I've been trying to get my Electron to communicate with my Android device (Lollipop) over the USB OTG cable with no luck. I started by following @rickkas7 tutorial here:
The Android Serial Monitor Lite app simply crashes when I plug in my Electron over OTG, no matter how many times I try it. I dug into the source code and found drivers like the ones mentioned above:
Created a POC Android app and tried all of them and none of them work. My Android phone recognizes the device with the proper Vendor/Product ID but any logic that tries to interact with it in these drivers fails.
I guess I need some help getting set in the right direction. Which of these drivers is supposed to work for the Electron? How does the driver work that allows the Electron to send serial messages to other platforms like Windows (i.e. particle serial monitor)? I'm wondering if I can make edits to the Android drivers above to get them working with the Electron.
I’ve seen an instance of this operating very recently, but my takeaway is very dubious in nature.
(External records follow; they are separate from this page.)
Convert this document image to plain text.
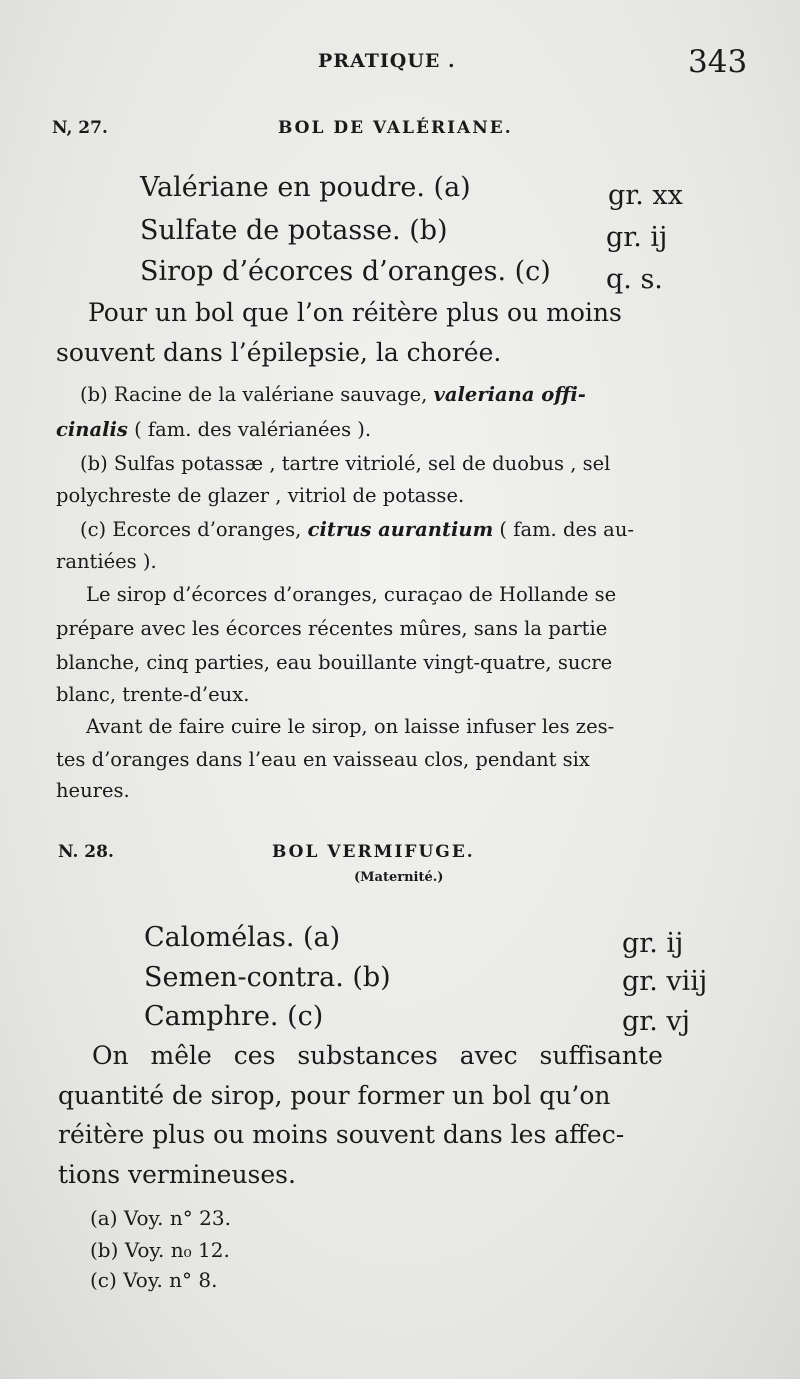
PRATIQUE .	343
N, 27.	BOL DE VALÉRIANE.
Valériane en poudre. (a)	gr. xx
Sulfate de potasse. (b)	gr. ij
Sirop d’écorces d’oranges. (c) q. s.
Pour un bol que l’on réitère plus ou moins
souvent dans l’épilepsie, la chorée.
(b) Racine de la valériane sauvage, valeriana offi-
cinalis ( fam. des valérianées ).
(b) Sulfas potassæ , tartre vitriolé, sel de duobus , sel
polychreste de glazer , vitriol de potasse.
(c) Ecorces d’oranges, citrus aurantium ( fam. des au-
rantiées ).
Le sirop d’écorces d’oranges, curaçao de Hollande se
prépare avec les écorces récentes mûres, sans la partie
blanche, cinq parties, eau bouillante vingt-quatre, sucre
blanc, trente-d’eux.
Avant de faire cuire le sirop, on laisse infuser les zes-
tes d’oranges dans l’eau en vaisseau clos, pendant six
heures.
N. 28.	BOL VERMIFUGE.
(Maternité.)
Calomélas. (a)	gr. ij
Semen-contra. (b)	gr. viij
Camphre. (c)	gr. vj
On mêle ces substances avec suffisante
quantité de sirop, pour former un bol qu’on
réitère plus ou moins souvent dans les affec-
tions vermineuses.
(a) Voy. n° 23.
(b) Voy. n₀ 12.
(c) Voy. n° 8.
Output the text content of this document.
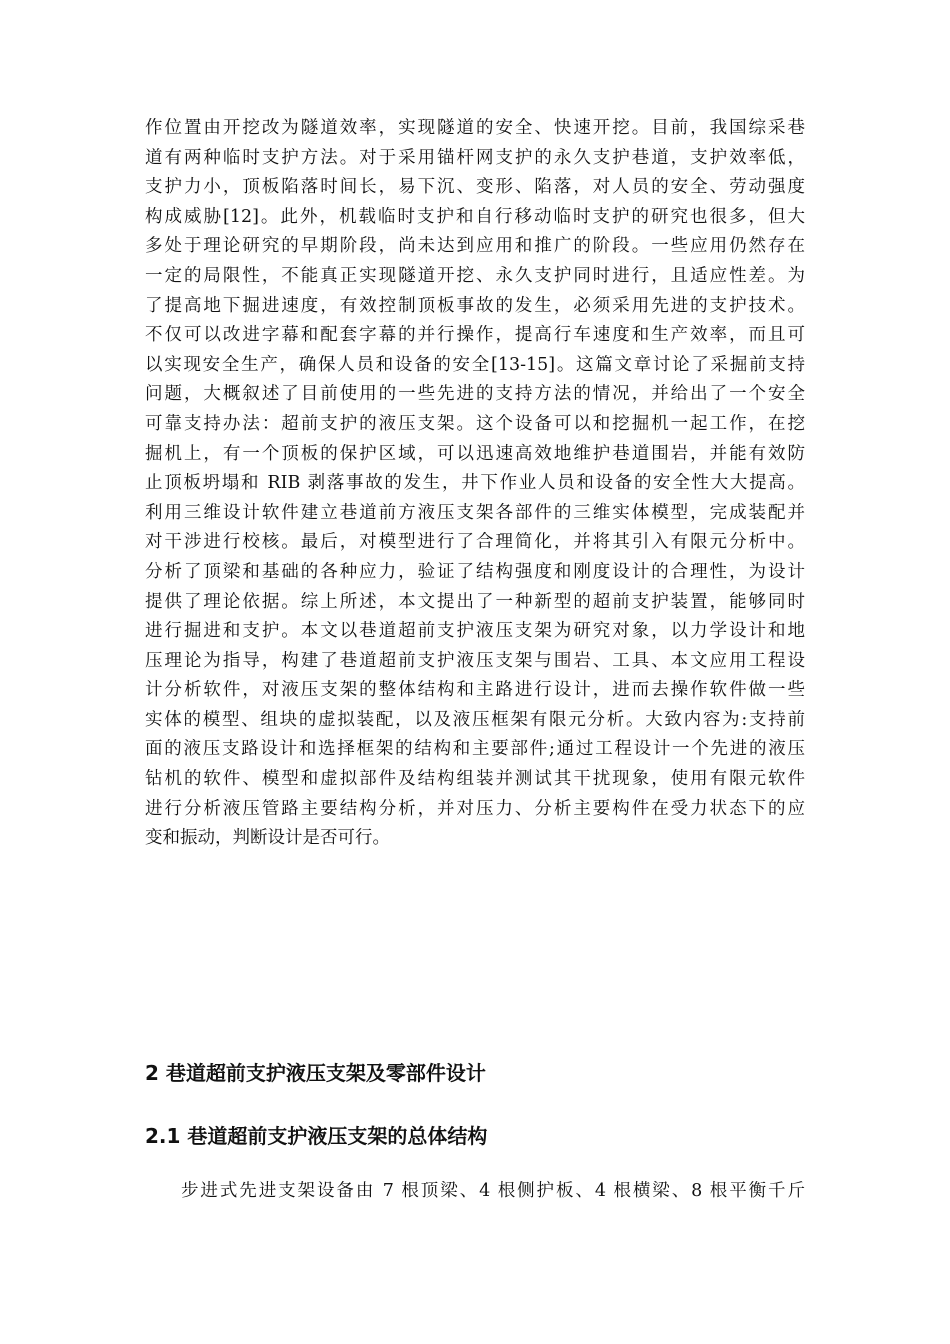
作位置由开挖改为隧道效率，实现隧道的安全、快速开挖。目前，我国综采巷
道有两种临时支护方法。对于采用锚杆网支护的永久支护巷道，支护效率低，
支护力小，顶板陷落时间长，易下沉、变形、陷落，对人员的安全、劳动强度
构成威胁[12]。此外，机载临时支护和自行移动临时支护的研究也很多，但大
多处于理论研究的早期阶段，尚未达到应用和推广的阶段。一些应用仍然存在
一定的局限性，不能真正实现隧道开挖、永久支护同时进行，且适应性差。为
了提高地下掘进速度，有效控制顶板事故的发生，必须采用先进的支护技术。
不仅可以改进字幕和配套字幕的并行操作，提高行车速度和生产效率，而且可
以实现安全生产，确保人员和设备的安全[13-15]。这篇文章讨论了采掘前支持
问题，大概叙述了目前使用的一些先进的支持方法的情况，并给出了一个安全
可靠支持办法：超前支护的液压支架。这个设备可以和挖掘机一起工作，在挖
掘机上，有一个顶板的保护区域，可以迅速高效地维护巷道围岩，并能有效防
止顶板坍塌和 RIB 剥落事故的发生，井下作业人员和设备的安全性大大提高。
利用三维设计软件建立巷道前方液压支架各部件的三维实体模型，完成装配并
对干涉进行校核。最后，对模型进行了合理简化，并将其引入有限元分析中。
分析了顶梁和基础的各种应力，验证了结构强度和刚度设计的合理性，为设计
提供了理论依据。综上所述，本文提出了一种新型的超前支护装置，能够同时
进行掘进和支护。本文以巷道超前支护液压支架为研究对象，以力学设计和地
压理论为指导，构建了巷道超前支护液压支架与围岩、工具、本文应用工程设
计分析软件，对液压支架的整体结构和主路进行设计，进而去操作软件做一些
实体的模型、组块的虚拟装配，以及液压框架有限元分析。大致内容为:支持前
面的液压支路设计和选择框架的结构和主要部件;通过工程设计一个先进的液压
钻机的软件、模型和虚拟部件及结构组装并测试其干扰现象，使用有限元软件
进行分析液压管路主要结构分析，并对压力、分析主要构件在受力状态下的应
变和振动，判断设计是否可行。
2 巷道超前支护液压支架及零部件设计
2.1 巷道超前支护液压支架的总体结构
步进式先进支架设备由 7 根顶梁、4 根侧护板、4 根横梁、8 根平衡千斤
My reason is that the Droid side support is sketch as I’ve not seen any indication that OTG enumeration makes a UART VCP?
I know FTDI has some silicon solutions (311/312) that utilize Android AOA and stream IO, so if anyone can cite the combination of things required for real OTG/Serial in Android I’d be highly appreciative.
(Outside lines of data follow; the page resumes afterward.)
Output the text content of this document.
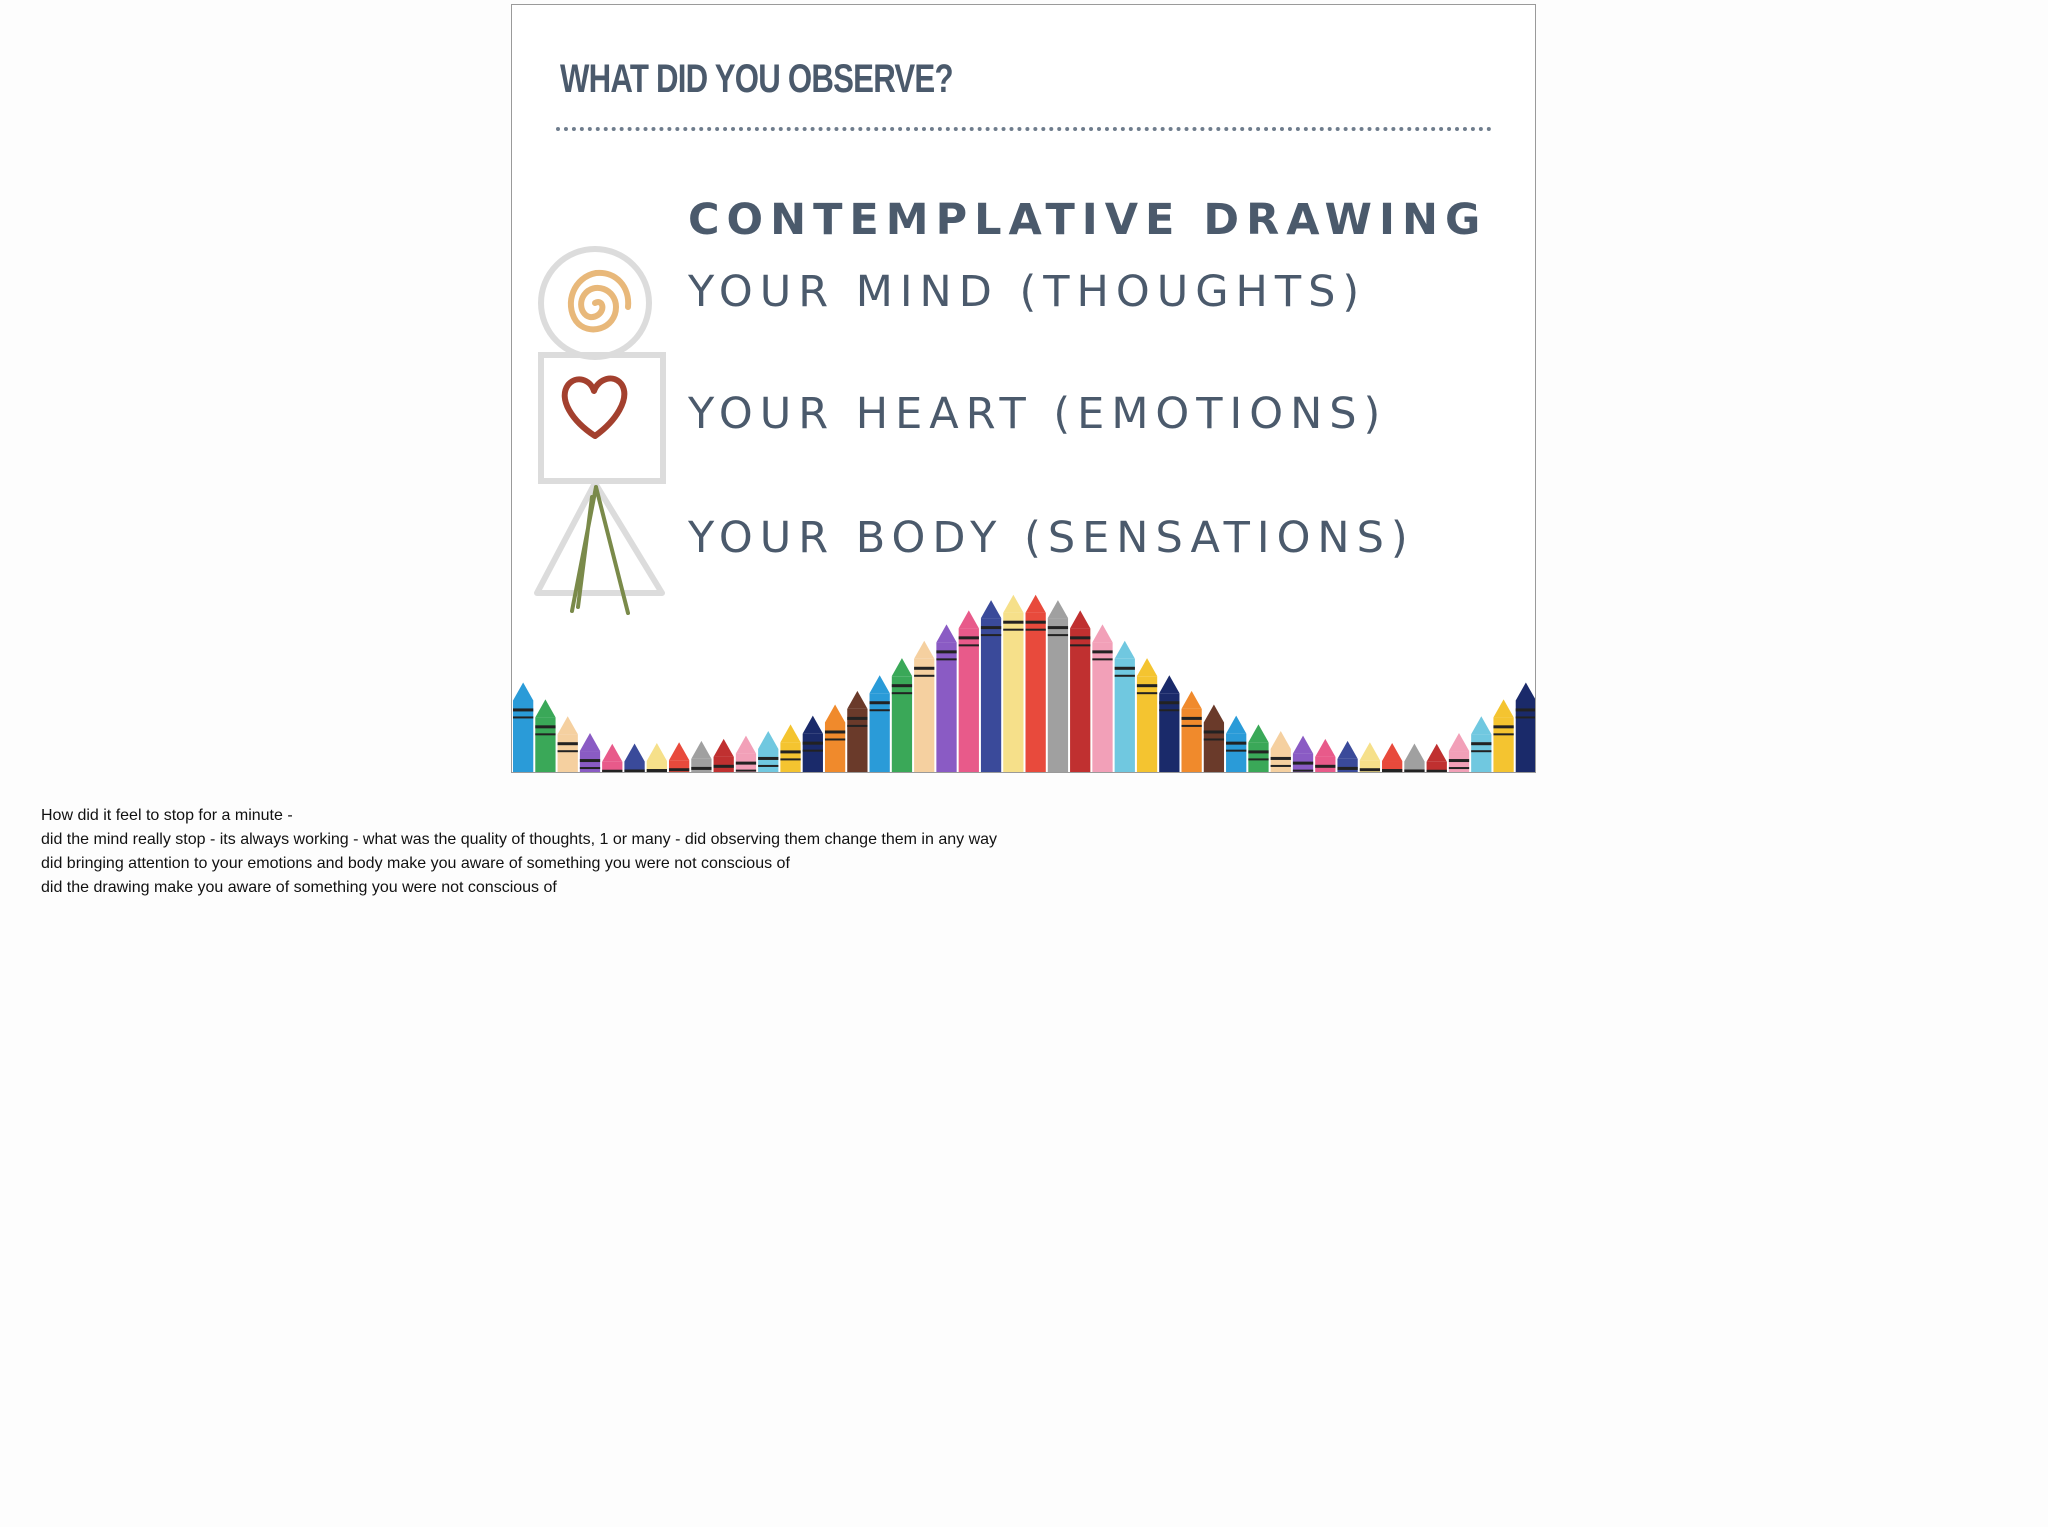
WHAT DID YOU OBSERVE?
CONTEMPLATIVE DRAWING
YOUR MIND (THOUGHTS)
YOUR HEART (EMOTIONS)
YOUR BODY (SENSATIONS)
How did it feel to stop for a minute -
did the mind really stop - its always working - what was the quality of thoughts, 1 or many - did observing them change them in any way
did bringing attention to your emotions and body make you aware of something you were not conscious of
did the drawing make you aware of something you were not conscious of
Hoping someone here on this maker forum will jump in with this info? Having this connectable to Photon is a game changer for me.
I got this working by using an external FTDI chip and connecting it to the serial pins on the Electron. I used this:
Connect orange to RX
Connect yellow to TX
Connect black to GND
Connect red to 3.3
The USB side of it connects to the OTG cable, which then connects to the Android device.
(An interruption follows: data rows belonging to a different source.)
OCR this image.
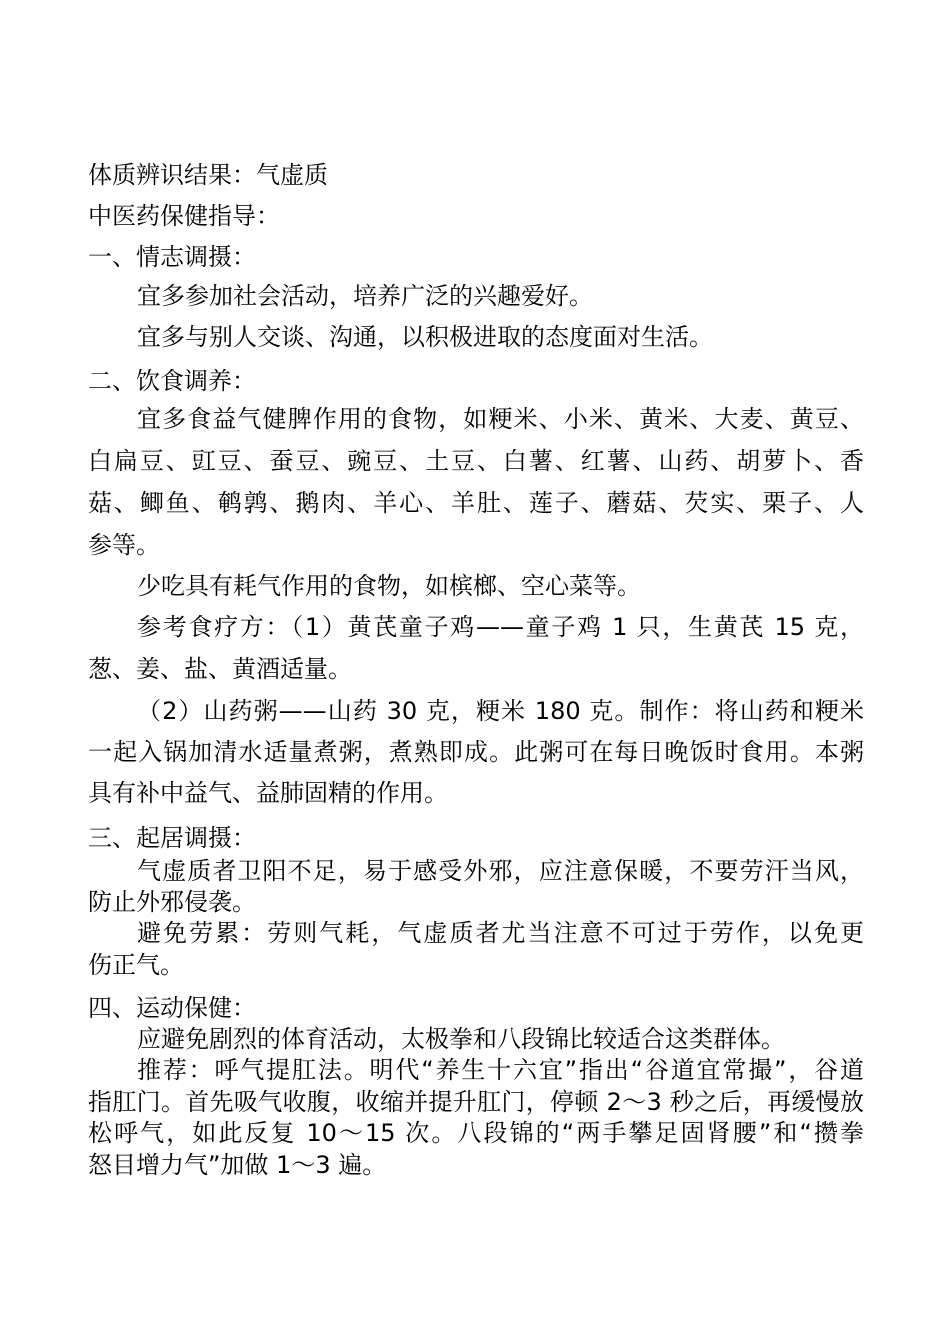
体质辨识结果：气虚质

中医药保健指导：

一、情志调摄：

宜多参加社会活动，培养广泛的兴趣爱好。

宜多与别人交谈、沟通，以积极进取的态度面对生活。

二、饮食调养：

宜多食益气健脾作用的食物，如粳米、小米、黄米、大麦、黄豆、

白扁豆、豇豆、蚕豆、豌豆、土豆、白薯、红薯、山药、胡萝卜、香

菇、鲫鱼、鹌鹑、鹅肉、羊心、羊肚、莲子、蘑菇、芡实、栗子、人

参等。

少吃具有耗气作用的食物，如槟榔、空心菜等。

参考食疗方：（1）黄芪童子鸡——童子鸡 1 只，生黄芪 15 克，

葱、姜、盐、黄酒适量。

（2）山药粥——山药 30 克，粳米 180 克。制作：将山药和粳米

一起入锅加清水适量煮粥，煮熟即成。此粥可在每日晚饭时食用。本粥

具有补中益气、益肺固精的作用。

三、起居调摄：

气虚质者卫阳不足，易于感受外邪，应注意保暖，不要劳汗当风，

防止外邪侵袭。

避免劳累：劳则气耗，气虚质者尤当注意不可过于劳作，以免更

伤正气。

四、运动保健：

应避免剧烈的体育活动，太极拳和八段锦比较适合这类群体。

推荐：呼气提肛法。明代“养生十六宜”指出“谷道宜常撮”，谷道

指肛门。首先吸气收腹，收缩并提升肛门，停顿 2～3 秒之后，再缓慢放

松呼气，如此反复 10～15 次。八段锦的“两手攀足固肾腰”和“攒拳

怒目增力气”加做 1～3 遍。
At this point the Android Serial Monitor Lite app works fine. I also tried this library and it worked:
It seems like there are a lot of library/driver options when using this FTDI chip. You can use the FTDI D2XX driver directly if you want.
I wish I could get it working connecting directly to the MicroUSB port on the Electron, but this method has its advantages because it frees up the MicroUSB port for charging the Electron while it’s connected to the Android device.
The cable you cite uses the FT232R USB/Serial silicon. I’ve used this chip on small “dongle boards” for enumerating VCP’s on PC hosts. I’m intrigued that it enumerates to Android when used with the Android USB Host API. I’ll look deeper at this lib and it’s underlying operation. Now if they only made this cable with a microB connector to avoid the OTG adapter?
I also just received the UMFT311EV which uses the FT311 silicon interface and enumerates to Android using the AOA API and streams in/out as a file like device (with many additional interface options).
Trying with no luck to implement the direct “Photon to Android” OTG serial connection as outlined here in the @rickkas7 tutorial: Serial Tutorial
I’ve tried multiple Android devices (S3 running v4.1.2 / S5 running 6.0.1) and I’ve tried all variants of potential USB configuration in my Android 6 device (charging, MTP, PTP, etc…).
I’ve also verified the cables are operational (connecting to other devices), and I’ve downloaded the cited Play Store app (and others) to no avail.
Does anyone have an operational tandem of Photon and Android software, and if so could you please share the particulars? Having a small serial debug terminal on a Smart Phone would be a great tool for my applications.
It’s really hit or miss whether OTG works or not. I wrote that section of the Serial Tutorial using a Moto G3 running Marshmallow 6.0. I tried a few other serial programs before getting Android USB Serial Monitor Lite to work, so you very well may find one of the others work better on a different phone/OS version.